Monday, June 17, 2013

Why I did it--part the fifth

Yeah, this next part is still hard to write. And again: Dream Agent did nothing wrong. Hurting my feels is not a crime. In my opinion they said exactly what I needed to hear, and I am glad I heard it.

That doesn't make it any less painful, but again, pain does not =bad. Or that the other person is wrong. This isn't intended to be a judgement call on anything, or anyone. It's just my story.

SO.

The other half of what I'd won was a thirty-minute phone call with Dream Agent. I realized very quickly that I'd have to schedule it for a day when I was not working, because there was no way in fuck I could function at work after having had that conversation. I didn't give a damn about the conversation itself. Nothing Dream Agent or I said to each other could fix this. It just meant revisiting the colossal failure this so-called "miracle" had turned into. I didn't understand it. How could God have let things get so far, get so close, and then have it fail? Why couldn't he have just let me lose the auction again? It had sucked last year but it hadn't broken me. THIS, however, had snapped me in two.
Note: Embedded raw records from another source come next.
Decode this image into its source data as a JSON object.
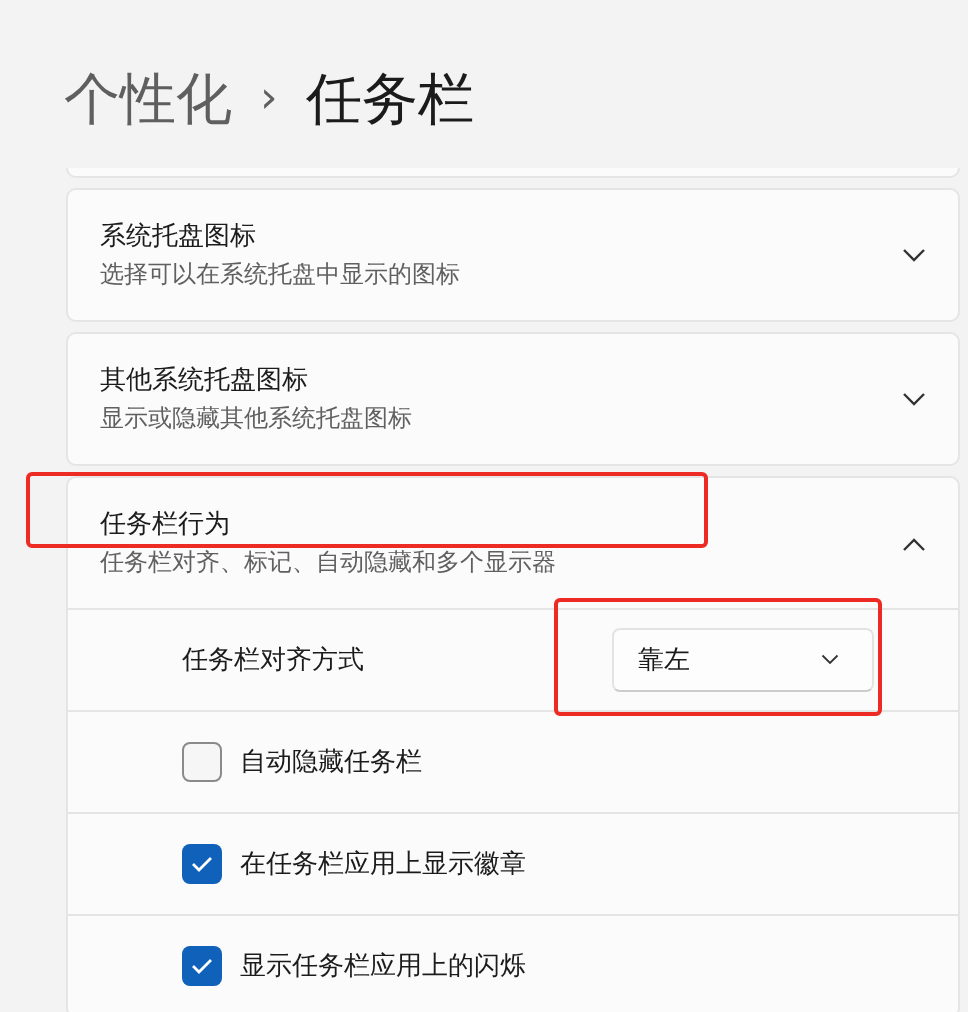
{
  "breadcrumb": {
    "parent": "个性化",
    "separator": "›",
    "current": "任务栏"
  },
  "sections": [
    {
      "title": "系统托盘图标",
      "subtitle": "选择可以在系统托盘中显示的图标",
      "expanded": false,
      "highlighted": false
    },
    {
      "title": "其他系统托盘图标",
      "subtitle": "显示或隐藏其他系统托盘图标",
      "expanded": false,
      "highlighted": false
    },
    {
      "title": "任务栏行为",
      "subtitle": "任务栏对齐、标记、自动隐藏和多个显示器",
      "expanded": true,
      "highlighted": true,
      "settings": [
        {
          "kind": "dropdown",
          "label": "任务栏对齐方式",
          "value": "靠左",
          "highlighted": true
        },
        {
          "kind": "checkbox",
          "label": "自动隐藏任务栏",
          "checked": false
        },
        {
          "kind": "checkbox",
          "label": "在任务栏应用上显示徽章",
          "checked": true
        },
        {
          "kind": "checkbox",
          "label": "显示任务栏应用上的闪烁",
          "checked": true
        }
      ]
    }
  ]
}
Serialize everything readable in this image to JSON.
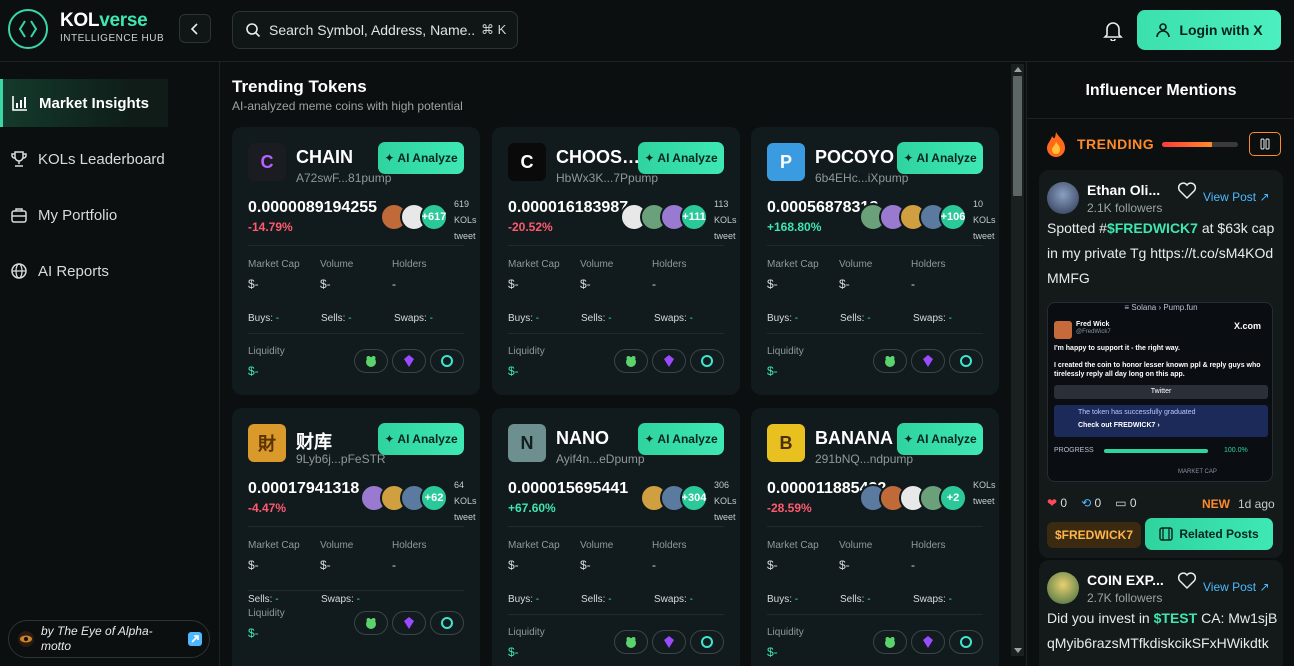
{
  "brand": {
    "name_main": "KOL",
    "name_accent": "verse",
    "subtitle": "INTELLIGENCE HUB"
  },
  "search": {
    "placeholder": "Search Symbol, Address, Name...",
    "shortcut": "⌘ K"
  },
  "header": {
    "login_label": "Login with X"
  },
  "sidebar": {
    "items": [
      {
        "label": "Market Insights",
        "icon": "bar-chart-icon",
        "active": true
      },
      {
        "label": "KOLs Leaderboard",
        "icon": "trophy-icon",
        "active": false
      },
      {
        "label": "My Portfolio",
        "icon": "briefcase-icon",
        "active": false
      },
      {
        "label": "AI Reports",
        "icon": "globe-icon",
        "active": false
      }
    ],
    "credit": "by The Eye of Alpha-motto"
  },
  "main": {
    "title": "Trending Tokens",
    "subtitle": "AI-analyzed meme coins with high potential",
    "ai_label": "AI Analyze",
    "labels": {
      "market_cap": "Market Cap",
      "volume": "Volume",
      "holders": "Holders",
      "buys": "Buys:",
      "sells": "Sells:",
      "swaps": "Swaps:",
      "liquidity": "Liquidity"
    },
    "cards": [
      {
        "name": "CHAIN",
        "address": "A72swF...81pump",
        "price": "0.0000089194255",
        "change": "-14.79%",
        "trend": "neg",
        "more": "+617",
        "kols_count": "619",
        "market_cap": "$-",
        "volume": "$-",
        "holders": "-",
        "buys": "-",
        "sells": "-",
        "swaps": "-",
        "liquidity": "$-",
        "img_bg": "#1b1b22",
        "img_glyph": "C",
        "img_color": "#b660ff",
        "avatars": 2,
        "show_buys": true
      },
      {
        "name": "CHOOSE...",
        "address": "HbWx3K...7Ppump",
        "price": "0.000016183987",
        "change": "-20.52%",
        "trend": "neg",
        "more": "+111",
        "kols_count": "113",
        "market_cap": "$-",
        "volume": "$-",
        "holders": "-",
        "buys": "-",
        "sells": "-",
        "swaps": "-",
        "liquidity": "$-",
        "img_bg": "#0a0a0a",
        "img_glyph": "C",
        "img_color": "#ffffff",
        "avatars": 3,
        "show_buys": true
      },
      {
        "name": "POCOYO",
        "address": "6b4EHc...iXpump",
        "price": "0.00056878318",
        "change": "+168.80%",
        "trend": "pos",
        "more": "+106",
        "kols_count": "10",
        "market_cap": "$-",
        "volume": "$-",
        "holders": "-",
        "buys": "-",
        "sells": "-",
        "swaps": "-",
        "liquidity": "$-",
        "img_bg": "#3b9be0",
        "img_glyph": "P",
        "img_color": "#ffffff",
        "avatars": 4,
        "show_buys": true
      },
      {
        "name": "财库",
        "address": "9Lyb6j...pFeSTR",
        "price": "0.00017941318",
        "change": "-4.47%",
        "trend": "neg",
        "more": "+62",
        "kols_count": "64",
        "market_cap": "$-",
        "volume": "$-",
        "holders": "-",
        "buys": "-",
        "sells": "-",
        "swaps": "-",
        "liquidity": "$-",
        "img_bg": "#d99a2b",
        "img_glyph": "財",
        "img_color": "#5a3300",
        "avatars": 3,
        "show_buys": false
      },
      {
        "name": "NANO",
        "address": "Ayif4n...eDpump",
        "price": "0.000015695441",
        "change": "+67.60%",
        "trend": "pos",
        "more": "+304",
        "kols_count": "306",
        "market_cap": "$-",
        "volume": "$-",
        "holders": "-",
        "buys": "-",
        "sells": "-",
        "swaps": "-",
        "liquidity": "$-",
        "img_bg": "#6e8f90",
        "img_glyph": "N",
        "img_color": "#102020",
        "avatars": 2,
        "show_buys": true
      },
      {
        "name": "BANANA",
        "address": "291bNQ...ndpump",
        "price": "0.000011885432",
        "change": "-28.59%",
        "trend": "neg",
        "more": "+2",
        "kols_count": "",
        "market_cap": "$-",
        "volume": "$-",
        "holders": "-",
        "buys": "-",
        "sells": "-",
        "swaps": "-",
        "liquidity": "$-",
        "img_bg": "#e8c020",
        "img_glyph": "B",
        "img_color": "#4a3000",
        "avatars": 4,
        "show_buys": true
      }
    ],
    "kols_word": "KOLs",
    "tweets_word": "tweet"
  },
  "right_panel": {
    "title": "Influencer Mentions",
    "trending_label": "TRENDING",
    "trending_level": 0.65,
    "posts": [
      {
        "name": "Ethan Oli...",
        "followers": "2.1K followers",
        "view_post": "View Post ↗",
        "text_pre": "Spotted #",
        "token": "$FREDWICK7",
        "text_post": " at $63k cap in my private Tg https://t.co/sM4KOdMMFG",
        "likes": "0",
        "retweets": "0",
        "replies": "0",
        "new_label": "NEW",
        "ago": "1d ago",
        "tag": "$FREDWICK7",
        "related": "Related Posts",
        "img": {
          "tabs": "≡ Solana  ›  Pump.fun",
          "author": "Fred Wick",
          "handle": "@FredWick7",
          "brand": "X.com",
          "line1": "I'm happy to support it - the right way.",
          "line2": "I created the coin to honor lesser known ppl & reply guys who tirelessly reply all day long on this app.",
          "twitter": "Twitter",
          "note": "The token has successfully graduated",
          "check": "Check out FREDWICK7 ›",
          "progress_label": "PROGRESS",
          "progress": "100.0%",
          "progress_value": 1.0,
          "mcap_label": "MARKET CAP"
        }
      },
      {
        "name": "COIN EXP...",
        "followers": "2.7K followers",
        "view_post": "View Post ↗",
        "text_pre": "Did you invest in ",
        "token": "$TEST",
        "text_post": " CA: Mw1sjBqMyib6razsMTfkdiskcikSFxHWikdtk"
      }
    ]
  }
}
Of course, the phone call fell through twice, and wound up being on a day when, yes indeed, I was going to have to go to work that night. I could not explain this to Dream Agent because "I am emotionally devastated and don't think I can talk to you, work a few hours later and not get fired" isn't exactly the most professional thing to say. So I wound up having it on a day when I'd be handling other people's food and alcohol.

I did not get fired, but I also don't remember a goddamn thing I did that night. Or a whole lot about that phone call. I do remember almost getting fired two days later when I started sobbing in front of my boss while doing my paperwork and she thought it was because of something she had said (Well, she triggered it, but a kitten with a sad would have gotten me going by that point)

 The phone call. I remember sitting there watching my phone and repeating to myself, you must not cry. You must not get emotional. YOU MUST NOT CRY GODDAMN IT. I remember staring at the clock across the room and watching the minute hand tick through my allotted thirty minutes. The one thing I DO remember is that they asked me at one point if I had any questions about what they'd told me, and other than one minor plot related point that I'd been told would murder the manuscript (actually, it was alright) I didn't, because, and I quote "You told me what I needed to hear."

It was ten minutes into the phone call. I don't remember one goddamn thing for the next twenty until we hung up the phones, except that I was absolutely positive if I took ten seconds to think up an actual, good question, I'd start sobbing again and that wouldn't be okay. And then the call was over, and I spent the next two hours curled up on our sofa just bawling because I knew it was over.

I couldn't do it again. Not when I knew now, positively, from a professional POV that my writing had no value whatsoever. This could no longer be avoided. The best of the very best had judged me and found me hideously wanting. They had been very polite about it. There was still no escaping it.

So. Was I ready to give up writing?

The answer was a resounding "Not just no, but HELL no," though it felt a little like it was being screamed by Easy Company during the Battle of the Bulge. I couldn't stop writing. But I couldn't justify writing if nobody was going to read it.

Okay, let's try on trade publishers. Let's go directly to the source. I started gathering information on them. Daw. Tor. Baen. Anyplace and everyplace that would accept fantasy submissions without an agent. I started looking at those submission guidelines. I started retailoring my work to meet their standards.

Then, out of curiosity, I started checking their real response times. Not what's posted on their websites, which was a survivable six months to a year. What authors were really having to wait for.

And it turns out to be one to two years.

And that is when the bottom fell out. Not during the rejection cycle. Not when The Dream Agent told me the best thing I could do was give up. Nope.

It was when I realized that not only had I gone through two years of utter hell, if I wanted to have a shot with a different project I'd have to go through the entire thing all over again.

It would take six to ten years for the manuscript to work its way through the publishers. It was effectively DOA. It would take another two years for me to have anything else to send in. For the same damned thing. The same cycle of rejection, tears, and suicidal misery. The same wondering if it's good enough this time. No? How about now? No? How about...now?

I couldn't do it. I could do rejection. I could do another April. What I could NOT do, however, was another ten years of it. Yes, there is always a chance of acceptance, but chance was all it was.

The math was simple. Attempting trade publishing had made me intensely suicidal. With that aspect factored into the equation, that probable ten years worth of work went from my having an ambition to my staring down the barrel of a gun.

There's a saying you hear a lot in chemical abuse recovery: The definition of insanity is repeating the same behavior over and over, expecting a different result.

 I'd spent two years being absolutely fucking insane. 

It was time to come up with a new plan, one that didn't involve repetition.

I signed up for Kindle Direct Publishing not two weeks after the phone call with The Agent.